The 2012 goose opener was much the same as we've come to expect, what few birds had arrived to the Chesapeake were content to hug the small creeks where they roost overnight, and left those friendly confines only to loaf around on the Chester River or other such larger bodies of water as they might find amenable. On days like these, 60 degree temps and not a cloud in the sky, hunters might see plenty of birds, but getting them into the decoys, or even getting them to feign interest in your hopeful spread, is a tall order.

Things looked up on Tuesday, when a slight front rolled through, making for a cloudy dawn. The birds left the creek and worked our field early, and before the three guys in the blind could run out of things to talk about we had a limit and fellow blogger Kirk Mantay from over at River Mud and myself were enjoying a hearty breakfast and more conversation at Higgy's, a Church Hill diner that specializes in the kind of stick-with-you-for-the-day grub that hunters prefer. It was the best day of goose hunting, something I do probably more frequently than all the other hobbies I have combined, I've had in fully two years.
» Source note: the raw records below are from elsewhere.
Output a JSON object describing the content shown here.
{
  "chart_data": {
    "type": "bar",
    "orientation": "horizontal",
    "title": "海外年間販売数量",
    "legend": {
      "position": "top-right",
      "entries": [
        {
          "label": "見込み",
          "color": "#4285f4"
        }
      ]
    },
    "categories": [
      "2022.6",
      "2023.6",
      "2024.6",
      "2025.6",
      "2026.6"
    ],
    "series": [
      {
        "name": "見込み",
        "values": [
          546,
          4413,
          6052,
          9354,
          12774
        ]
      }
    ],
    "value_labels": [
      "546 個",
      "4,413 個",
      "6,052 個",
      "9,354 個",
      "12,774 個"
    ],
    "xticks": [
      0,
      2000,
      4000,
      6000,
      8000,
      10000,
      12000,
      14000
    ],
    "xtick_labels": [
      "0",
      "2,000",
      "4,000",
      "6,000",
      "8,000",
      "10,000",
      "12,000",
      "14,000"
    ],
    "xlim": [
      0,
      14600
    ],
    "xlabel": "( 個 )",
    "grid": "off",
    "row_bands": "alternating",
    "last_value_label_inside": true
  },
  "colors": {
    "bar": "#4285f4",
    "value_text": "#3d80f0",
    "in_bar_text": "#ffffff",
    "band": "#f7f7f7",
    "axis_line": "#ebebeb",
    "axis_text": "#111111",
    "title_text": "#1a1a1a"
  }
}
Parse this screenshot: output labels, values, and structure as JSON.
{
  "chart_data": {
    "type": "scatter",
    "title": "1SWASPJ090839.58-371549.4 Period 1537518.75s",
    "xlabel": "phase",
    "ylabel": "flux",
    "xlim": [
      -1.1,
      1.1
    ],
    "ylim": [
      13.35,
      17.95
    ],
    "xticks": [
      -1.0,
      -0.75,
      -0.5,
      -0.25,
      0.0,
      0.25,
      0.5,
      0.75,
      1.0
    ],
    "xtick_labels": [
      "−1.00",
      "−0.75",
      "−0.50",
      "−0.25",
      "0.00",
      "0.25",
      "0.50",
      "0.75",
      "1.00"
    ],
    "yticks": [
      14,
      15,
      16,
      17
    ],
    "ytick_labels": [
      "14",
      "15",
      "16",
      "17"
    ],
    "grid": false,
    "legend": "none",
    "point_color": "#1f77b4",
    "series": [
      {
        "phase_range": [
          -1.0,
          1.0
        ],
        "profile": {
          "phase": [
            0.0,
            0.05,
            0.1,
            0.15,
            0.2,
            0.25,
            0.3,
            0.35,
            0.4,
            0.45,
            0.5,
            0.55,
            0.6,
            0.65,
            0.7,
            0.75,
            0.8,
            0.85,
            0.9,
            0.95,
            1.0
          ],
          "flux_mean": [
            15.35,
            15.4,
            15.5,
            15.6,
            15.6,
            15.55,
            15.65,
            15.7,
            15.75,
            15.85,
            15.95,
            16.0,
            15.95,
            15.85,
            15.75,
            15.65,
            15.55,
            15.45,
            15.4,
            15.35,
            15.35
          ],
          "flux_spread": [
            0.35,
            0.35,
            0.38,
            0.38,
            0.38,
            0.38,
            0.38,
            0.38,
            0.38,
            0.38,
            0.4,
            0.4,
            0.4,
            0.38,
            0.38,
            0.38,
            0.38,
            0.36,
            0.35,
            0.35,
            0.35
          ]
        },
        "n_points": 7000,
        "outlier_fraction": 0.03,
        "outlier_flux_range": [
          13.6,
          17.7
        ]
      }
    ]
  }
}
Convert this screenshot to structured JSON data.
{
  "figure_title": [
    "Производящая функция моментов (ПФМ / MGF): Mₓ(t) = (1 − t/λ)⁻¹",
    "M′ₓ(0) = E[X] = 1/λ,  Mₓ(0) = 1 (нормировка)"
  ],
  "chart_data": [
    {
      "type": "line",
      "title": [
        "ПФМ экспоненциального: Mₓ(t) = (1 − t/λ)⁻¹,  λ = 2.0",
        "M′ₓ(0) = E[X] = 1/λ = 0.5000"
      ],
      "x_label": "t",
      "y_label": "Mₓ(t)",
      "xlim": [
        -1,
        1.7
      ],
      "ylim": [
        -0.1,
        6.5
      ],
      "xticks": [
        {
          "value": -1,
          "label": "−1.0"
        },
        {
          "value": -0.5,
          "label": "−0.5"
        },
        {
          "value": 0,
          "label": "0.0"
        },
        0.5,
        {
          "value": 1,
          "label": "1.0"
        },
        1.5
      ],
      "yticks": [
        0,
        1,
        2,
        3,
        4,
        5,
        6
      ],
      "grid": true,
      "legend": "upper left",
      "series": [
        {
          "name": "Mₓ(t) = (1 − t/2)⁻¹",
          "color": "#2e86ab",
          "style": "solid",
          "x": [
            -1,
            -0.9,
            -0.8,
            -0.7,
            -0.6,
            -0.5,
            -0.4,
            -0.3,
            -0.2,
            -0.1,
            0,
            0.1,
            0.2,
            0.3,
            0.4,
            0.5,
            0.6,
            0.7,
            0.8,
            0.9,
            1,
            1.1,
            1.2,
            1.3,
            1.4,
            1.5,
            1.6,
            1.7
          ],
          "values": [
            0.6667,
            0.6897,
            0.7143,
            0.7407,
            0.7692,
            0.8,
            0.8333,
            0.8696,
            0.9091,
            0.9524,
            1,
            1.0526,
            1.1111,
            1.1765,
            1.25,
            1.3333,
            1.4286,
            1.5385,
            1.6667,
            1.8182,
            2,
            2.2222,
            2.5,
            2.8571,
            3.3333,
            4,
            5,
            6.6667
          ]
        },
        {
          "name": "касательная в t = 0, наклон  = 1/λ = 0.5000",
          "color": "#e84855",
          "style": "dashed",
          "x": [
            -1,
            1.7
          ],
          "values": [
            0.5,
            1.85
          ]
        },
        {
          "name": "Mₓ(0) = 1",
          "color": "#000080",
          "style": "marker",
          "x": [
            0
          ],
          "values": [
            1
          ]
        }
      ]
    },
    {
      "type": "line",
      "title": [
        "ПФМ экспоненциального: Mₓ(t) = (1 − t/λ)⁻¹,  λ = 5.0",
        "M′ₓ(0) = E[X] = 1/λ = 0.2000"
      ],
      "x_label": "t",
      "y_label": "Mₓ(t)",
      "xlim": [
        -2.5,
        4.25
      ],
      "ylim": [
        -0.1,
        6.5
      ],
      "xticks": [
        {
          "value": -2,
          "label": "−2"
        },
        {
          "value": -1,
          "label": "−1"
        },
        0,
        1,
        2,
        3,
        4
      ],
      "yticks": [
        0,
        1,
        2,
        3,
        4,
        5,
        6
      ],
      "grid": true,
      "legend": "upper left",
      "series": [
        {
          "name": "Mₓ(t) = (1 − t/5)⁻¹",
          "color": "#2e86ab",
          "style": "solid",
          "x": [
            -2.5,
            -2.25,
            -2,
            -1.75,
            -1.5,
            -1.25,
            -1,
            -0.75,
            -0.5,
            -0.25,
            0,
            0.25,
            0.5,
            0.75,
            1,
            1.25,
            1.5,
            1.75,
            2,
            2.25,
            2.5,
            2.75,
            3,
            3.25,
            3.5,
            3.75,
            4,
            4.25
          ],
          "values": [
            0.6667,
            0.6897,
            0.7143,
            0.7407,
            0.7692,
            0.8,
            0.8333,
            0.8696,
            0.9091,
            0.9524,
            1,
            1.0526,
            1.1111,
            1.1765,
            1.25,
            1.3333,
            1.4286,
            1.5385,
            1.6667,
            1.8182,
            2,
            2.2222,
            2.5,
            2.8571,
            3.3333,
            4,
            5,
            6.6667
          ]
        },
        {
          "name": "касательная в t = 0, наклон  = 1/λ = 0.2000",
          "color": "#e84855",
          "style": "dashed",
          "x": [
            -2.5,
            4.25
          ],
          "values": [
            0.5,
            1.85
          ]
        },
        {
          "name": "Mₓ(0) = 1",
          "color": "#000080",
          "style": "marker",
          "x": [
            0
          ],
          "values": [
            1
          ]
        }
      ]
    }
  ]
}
Thursday morning the guests in my home slept as I put my turkey in its brine and threw my shotgun into my truck, I saw hundreds of starts twinkling down on me; a crystal clear night that promised more of the same during the day. Sure enough, the day broke blue and the sun shone brightly as we watched early birds cruise far over our heads. I was able to harvest a single before I had to leave the pit for some time in the kitchen.

On Saturday morning, I turned my camo hat in for a blaze orange model and waterfowl season for deer season. I headed out into a stiff 20 mile per hour wind, that thankfully for me was blowing out of the northwest, blowing my scent away from the field I was hunting. Early in the morning, before legal shooting time, I saw a dark figure working its way across the field and knew it was a deer. Wind and cold temperatures seem to become an afterthought when you can watch animals cruise around without any knowledge of your presence in a tree 15 feet above them.

I had no intention of harvesting any but the most mature deer, and knew instintively that any animal walking across a field that early in the morning, and alone besides, was anything but a mature animal. I watched the doe through my binoculars until she slipped through some cover at the edge of the field, and on to wherever she would hang out for the rest of the day.

There were other deer, a four-point buck that crossed in front of me broadside at what would have been archery range, and six does crowded the field right before the end of legal shooting time, any of which would have been harvested easily enough. But with the commitment to only harvest mature deer front and center in my mind, I was content to watch these deer through my Minox binoculars, getting a sense for what the deer were doing, and when they were doing it.

It was a great week afield, there were plenty of geese and deer around, and as always lots of good conversation in the goose pit and duck blind. Deer hunting is a solitary affair, almost entirely quiet and still, which is why I prefer the conviviality of the waterfowl hunt; but the time I spend in the stand gives me time to think, and for that alone it has tremendous value. Here's to a successful 2012-2013 season to all those folks who still rise early and find good fortunes up in the sky.

 

1 comment:

Al Redmer, Jr. said...

hey there Steve,

no deer in my freezer yet, either..... if you'd like some company in the goose pit, give me a shout!